Generously drizzle of the olive oil and white wine. I topped the fish with two lemon slices.



Fold up each packet and seal the edges by folding them over several times.


Bake in the oven for 12 to 14 minutes, and serve hot, taking care of the steam that will blast from the hot packet.


Dinner, Fish & Seafood, French

Pan-seared Cod in a Champagne Shallot Sauce


Extremely elegant and ridiculously easy.  I suggest this as a speedy christmas eve dinner if your family has a tradition of dining on fish on the holiday.  If not, turn any night into a classy evening with just a few simple ingredients.  The only thing I insist on is fresh fish.


1lb fresh cod fillets

salt, pepper and parsley to season the fish

1 tbsp of olive oil

1 tbsp of chopped shallot

1 tsp of minced of garlic

1 tbsp flour

1/2 tbsp butter

1 cup of champagne


Heat half the oil in a skillet.

Season the fish with salt, pepper and parsley and sear til golden on both sides.  Remove and set aside.

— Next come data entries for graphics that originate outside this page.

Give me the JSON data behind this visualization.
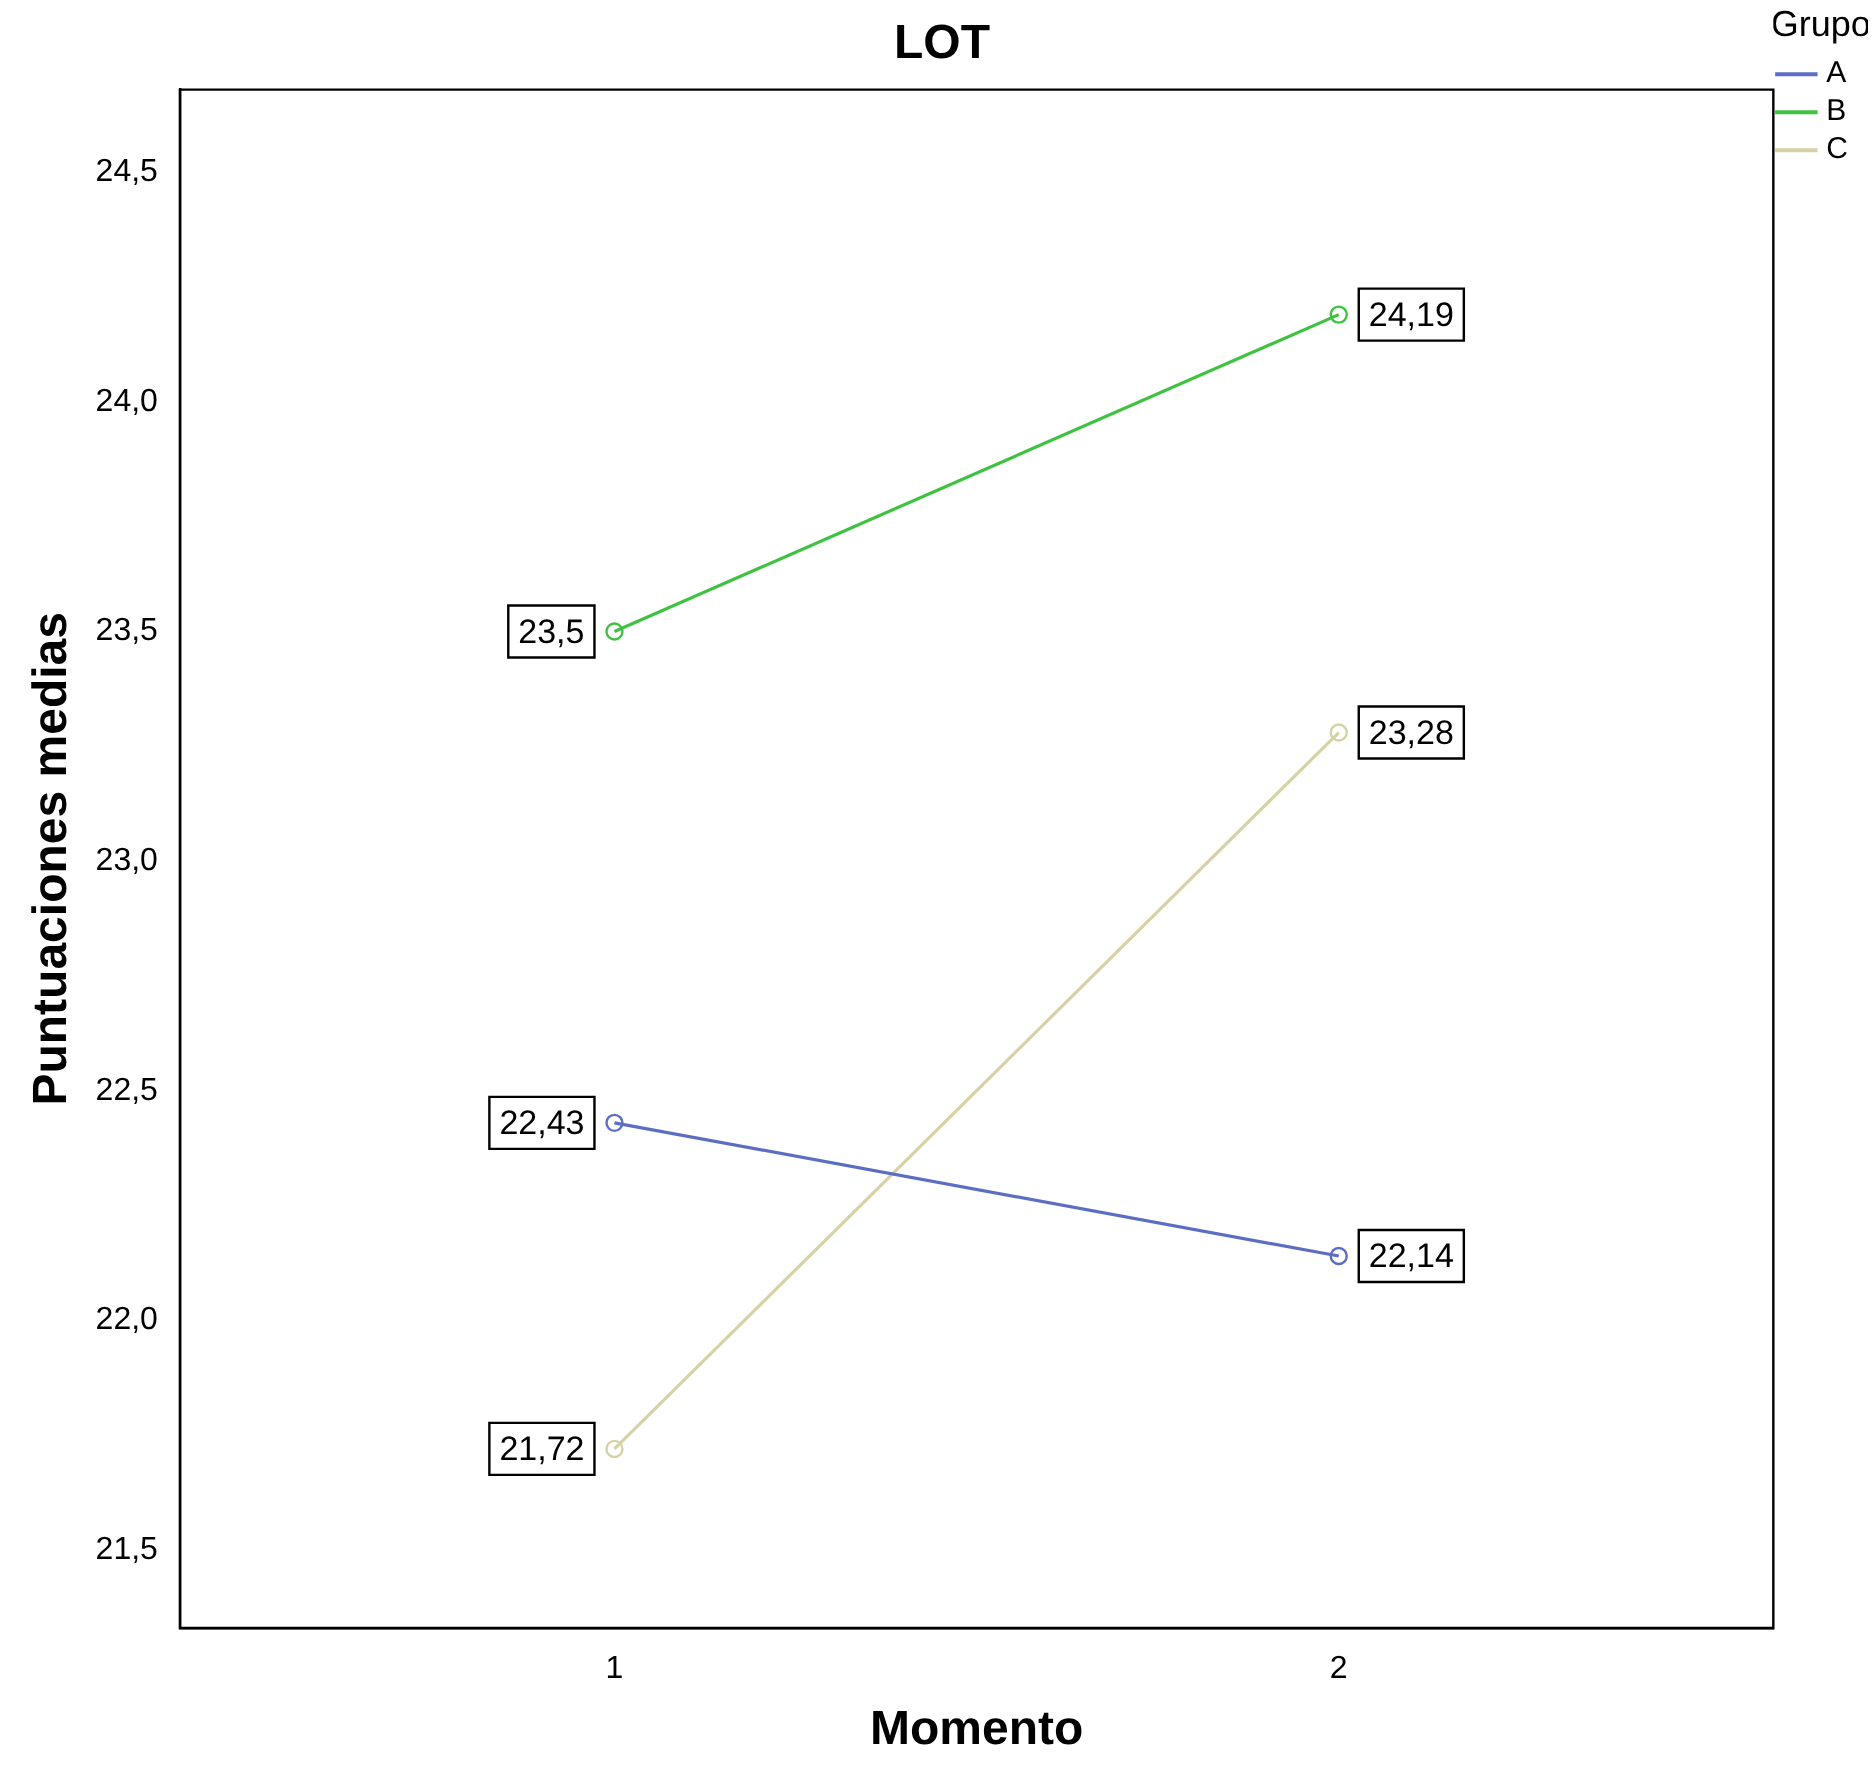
{
  "chart_data": {
    "type": "line",
    "title": "LOT",
    "xlabel": "Momento",
    "ylabel": "Puntuaciones medias",
    "legend_title": "Grupo",
    "x": [
      1,
      2
    ],
    "xlim": [
      0.4,
      2.6
    ],
    "xticks": [
      1,
      2
    ],
    "series": [
      {
        "name": "A",
        "color": "#5b6ec4",
        "values": [
          22.43,
          22.14
        ],
        "value_labels": [
          "22,43",
          "22,14"
        ]
      },
      {
        "name": "B",
        "color": "#3fc241",
        "values": [
          23.5,
          24.19
        ],
        "value_labels": [
          "23,5",
          "24,19"
        ]
      },
      {
        "name": "C",
        "color": "#d7d2a6",
        "values": [
          21.72,
          23.28
        ],
        "value_labels": [
          "21,72",
          "23,28"
        ]
      }
    ],
    "ylim": [
      21.33,
      24.68
    ],
    "yticks": [
      {
        "value": 21.5,
        "label": "21,5"
      },
      {
        "value": 22,
        "label": "22,0"
      },
      {
        "value": 22.5,
        "label": "22,5"
      },
      {
        "value": 23,
        "label": "23,0"
      },
      {
        "value": 23.5,
        "label": "23,5"
      },
      {
        "value": 24,
        "label": "24,0"
      },
      {
        "value": 24.5,
        "label": "24,5"
      }
    ],
    "grid": false,
    "legend": "top right",
    "marker": "circle",
    "line_style": "solid"
  }
}
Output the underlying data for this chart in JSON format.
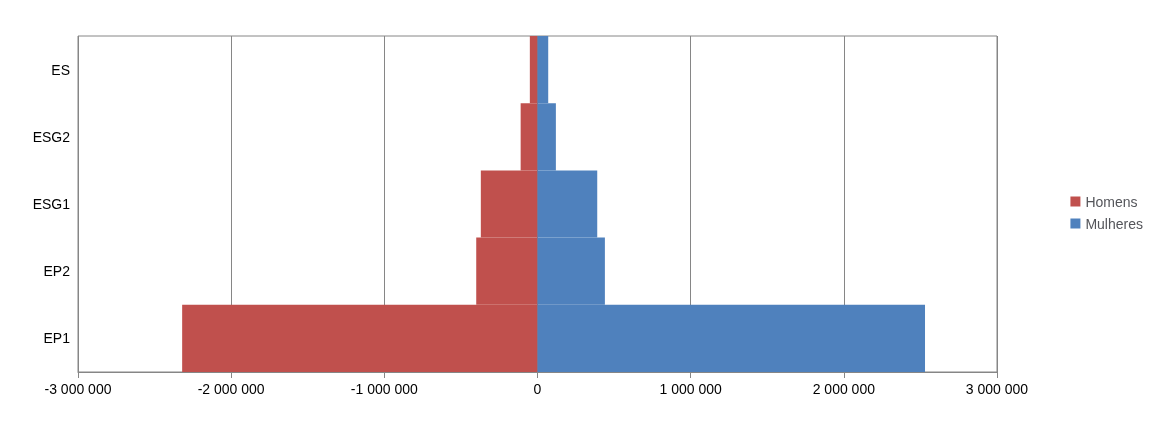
{
  "chart_data": {
    "type": "bar",
    "orientation": "horizontal",
    "stacked": true,
    "categories": [
      "ES",
      "ESG2",
      "ESG1",
      "EP2",
      "EP1"
    ],
    "series": [
      {
        "name": "Homens",
        "color": "#c0504d",
        "values": [
          -50000,
          -110000,
          -370000,
          -400000,
          -2320000
        ]
      },
      {
        "name": "Mulheres",
        "color": "#4f81bd",
        "values": [
          70000,
          120000,
          390000,
          440000,
          2530000
        ]
      }
    ],
    "xlim": [
      -3000000,
      3000000
    ],
    "xticks": [
      -3000000,
      -2000000,
      -1000000,
      0,
      1000000,
      2000000,
      3000000
    ],
    "grid": "x",
    "legend": "right"
  }
}
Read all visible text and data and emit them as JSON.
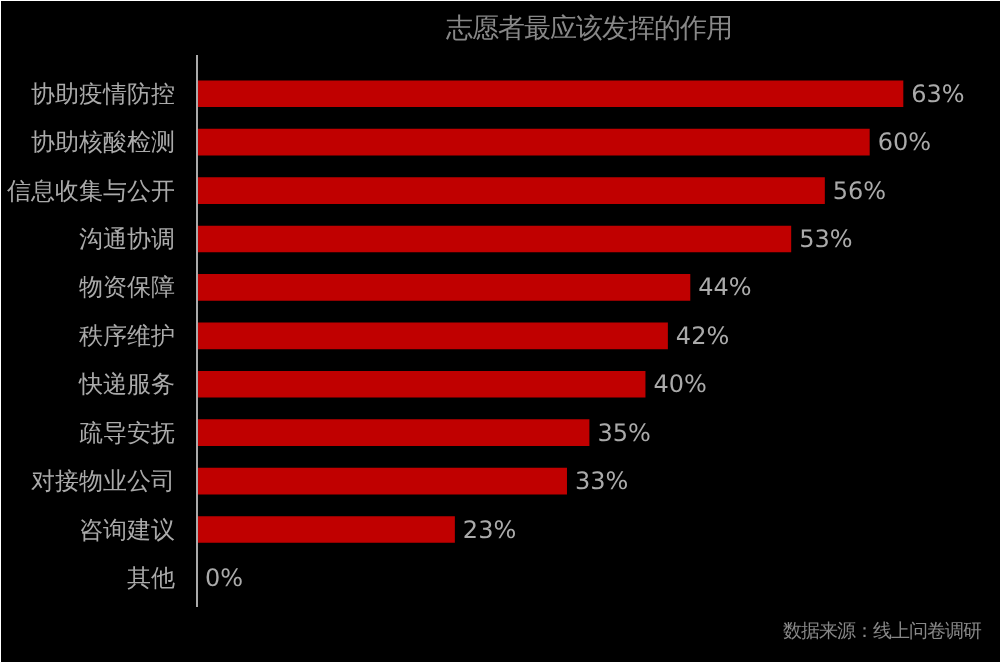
{
  "chart_data": {
    "type": "bar",
    "orientation": "horizontal",
    "title": "志愿者最应该发挥的作用",
    "categories": [
      "协助疫情防控",
      "协助核酸检测",
      "信息收集与公开",
      "沟通协调",
      "物资保障",
      "秩序维护",
      "快递服务",
      "疏导安抚",
      "对接物业公司",
      "咨询建议",
      "其他"
    ],
    "values": [
      63,
      60,
      56,
      53,
      44,
      42,
      40,
      35,
      33,
      23,
      0
    ],
    "value_labels": [
      "63%",
      "60%",
      "56%",
      "53%",
      "44%",
      "42%",
      "40%",
      "35%",
      "33%",
      "23%",
      "0%"
    ],
    "color": "#c00000",
    "grid": false,
    "annotations": [
      "数据来源：线上问卷调研"
    ]
  }
}
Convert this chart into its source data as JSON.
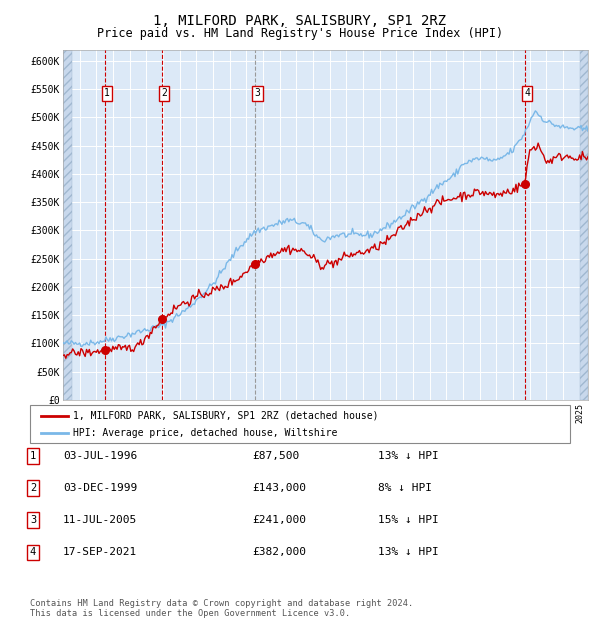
{
  "title": "1, MILFORD PARK, SALISBURY, SP1 2RZ",
  "subtitle": "Price paid vs. HM Land Registry's House Price Index (HPI)",
  "title_fontsize": 10,
  "subtitle_fontsize": 8.5,
  "background_color": "#ffffff",
  "plot_bg_color": "#dce9f7",
  "hpi_color": "#7ab8e8",
  "price_color": "#cc0000",
  "ylim": [
    0,
    620000
  ],
  "yticks": [
    0,
    50000,
    100000,
    150000,
    200000,
    250000,
    300000,
    350000,
    400000,
    450000,
    500000,
    550000,
    600000
  ],
  "purchases": [
    {
      "label": "1",
      "date_str": "03-JUL-1996",
      "year": 1996.5,
      "price": 87500,
      "hpi_pct": "13%"
    },
    {
      "label": "2",
      "date_str": "03-DEC-1999",
      "year": 1999.92,
      "price": 143000,
      "hpi_pct": "8%"
    },
    {
      "label": "3",
      "date_str": "11-JUL-2005",
      "year": 2005.52,
      "price": 241000,
      "hpi_pct": "15%"
    },
    {
      "label": "4",
      "date_str": "17-SEP-2021",
      "year": 2021.71,
      "price": 382000,
      "hpi_pct": "13%"
    }
  ],
  "legend_label_price": "1, MILFORD PARK, SALISBURY, SP1 2RZ (detached house)",
  "legend_label_hpi": "HPI: Average price, detached house, Wiltshire",
  "footnote": "Contains HM Land Registry data © Crown copyright and database right 2024.\nThis data is licensed under the Open Government Licence v3.0.",
  "xmin": 1994.0,
  "xmax": 2025.5
}
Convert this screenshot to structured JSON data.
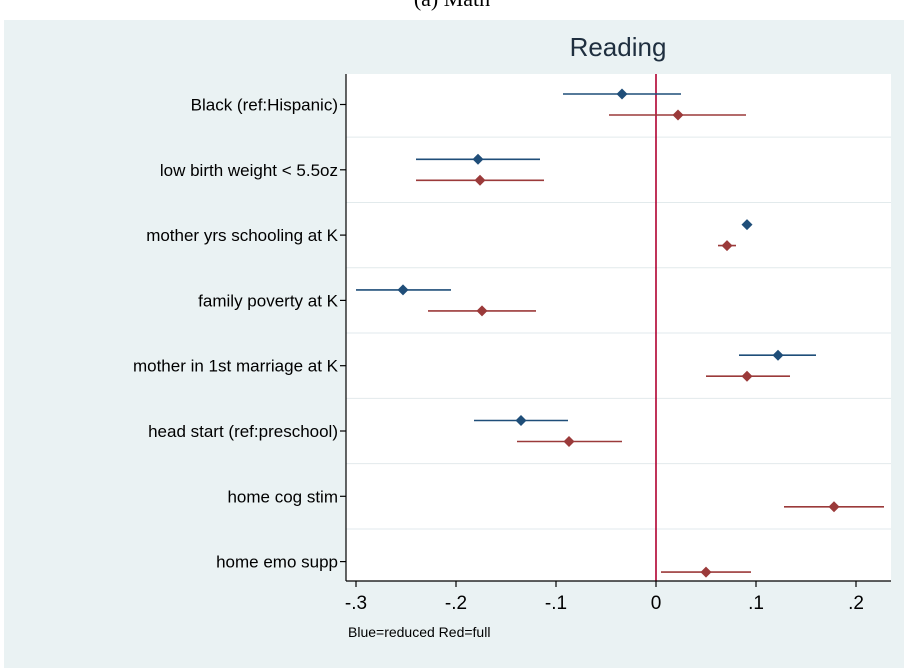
{
  "caption": "(a) Math",
  "chart_data": {
    "type": "scatter",
    "title": "Reading",
    "note": "Blue=reduced Red=full",
    "categories": [
      "Black (ref:Hispanic)",
      "low birth weight < 5.5oz",
      "mother yrs schooling at K",
      "family poverty at K",
      "mother in 1st marriage at K",
      "head start (ref:preschool)",
      "home cog stim",
      "home emo supp"
    ],
    "xlim": [
      -0.31,
      0.235
    ],
    "xticks": [
      -0.3,
      -0.2,
      -0.1,
      0,
      0.1,
      0.2
    ],
    "xtick_labels": [
      "-.3",
      "-.2",
      "-.1",
      "0",
      ".1",
      ".2"
    ],
    "reference_line_x": 0,
    "grid": "horizontal",
    "series": [
      {
        "color": "#1f4e79",
        "points": [
          {
            "estimate": -0.034,
            "ci": [
              -0.093,
              0.025
            ]
          },
          {
            "estimate": -0.178,
            "ci": [
              -0.24,
              -0.116
            ]
          },
          {
            "estimate": 0.091,
            "ci": [
              0.087,
              0.095
            ]
          },
          {
            "estimate": -0.253,
            "ci": [
              -0.3,
              -0.205
            ]
          },
          {
            "estimate": 0.122,
            "ci": [
              0.083,
              0.16
            ]
          },
          {
            "estimate": -0.135,
            "ci": [
              -0.182,
              -0.088
            ]
          },
          null,
          null
        ]
      },
      {
        "color": "#9b3a3a",
        "points": [
          {
            "estimate": 0.022,
            "ci": [
              -0.047,
              0.09
            ]
          },
          {
            "estimate": -0.176,
            "ci": [
              -0.24,
              -0.112
            ]
          },
          {
            "estimate": 0.071,
            "ci": [
              0.062,
              0.08
            ]
          },
          {
            "estimate": -0.174,
            "ci": [
              -0.228,
              -0.12
            ]
          },
          {
            "estimate": 0.091,
            "ci": [
              0.05,
              0.134
            ]
          },
          {
            "estimate": -0.087,
            "ci": [
              -0.139,
              -0.034
            ]
          },
          {
            "estimate": 0.178,
            "ci": [
              0.128,
              0.228
            ]
          },
          {
            "estimate": 0.05,
            "ci": [
              0.005,
              0.095
            ]
          }
        ]
      }
    ],
    "colors": {
      "background": "#eaf2f3",
      "plot_background": "#ffffff",
      "reference_line": "#b00030"
    }
  }
}
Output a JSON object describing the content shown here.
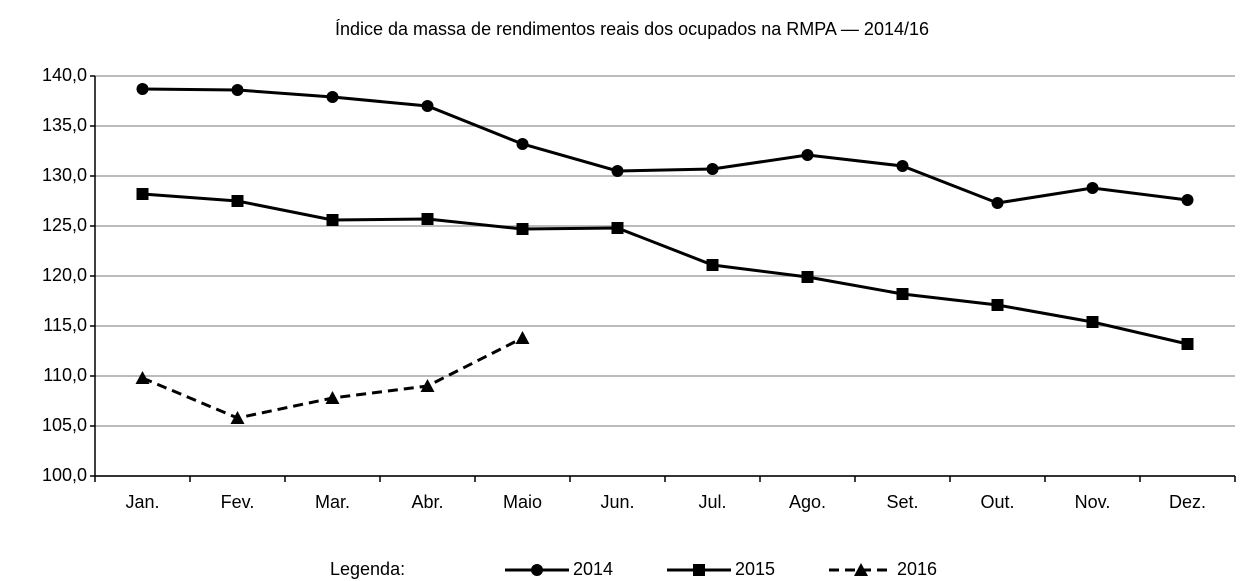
{
  "chart_data": {
    "type": "line",
    "title": "Índice da massa de rendimentos reais dos ocupados na RMPA — 2014/16",
    "categories": [
      "Jan.",
      "Fev.",
      "Mar.",
      "Abr.",
      "Maio",
      "Jun.",
      "Jul.",
      "Ago.",
      "Set.",
      "Out.",
      "Nov.",
      "Dez."
    ],
    "series": [
      {
        "name": "2014",
        "color": "#000000",
        "marker": "circle",
        "dashed": false,
        "values": [
          138.7,
          138.6,
          137.9,
          137.0,
          133.2,
          130.5,
          130.7,
          132.1,
          131.0,
          127.3,
          128.8,
          127.6
        ]
      },
      {
        "name": "2015",
        "color": "#000000",
        "marker": "square",
        "dashed": false,
        "values": [
          128.2,
          127.5,
          125.6,
          125.7,
          124.7,
          124.8,
          121.1,
          119.9,
          118.2,
          117.1,
          115.4,
          113.2
        ]
      },
      {
        "name": "2016",
        "color": "#000000",
        "marker": "triangle",
        "dashed": true,
        "values": [
          109.8,
          105.8,
          107.8,
          109.0,
          113.8,
          null,
          null,
          null,
          null,
          null,
          null,
          null
        ]
      }
    ],
    "ylim": [
      100,
      140
    ],
    "yticks": [
      {
        "value": 100,
        "label": "100,0"
      },
      {
        "value": 105,
        "label": "105,0"
      },
      {
        "value": 110,
        "label": "110,0"
      },
      {
        "value": 115,
        "label": "115,0"
      },
      {
        "value": 120,
        "label": "120,0"
      },
      {
        "value": 125,
        "label": "125,0"
      },
      {
        "value": 130,
        "label": "130,0"
      },
      {
        "value": 135,
        "label": "135,0"
      },
      {
        "value": 140,
        "label": "140,0"
      }
    ],
    "grid": true,
    "legend_title": "Legenda:",
    "legend_position": "bottom"
  }
}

In the same pan heat the rest of the oil and saute the garlic and shallots till fragrant.

Add the flour and the butter the shallots and garlic and cook out the raw flavor of the flour ( till brownish in color)

De-galze the pan with champagne, whisking rapidly to prevent clumping of the flour.


Once the sauce in smooth return the fish to the sauce and simmer for 3-5min.



Plate the fish and drizzle the sauce over.  Serve hot with your favourite sides.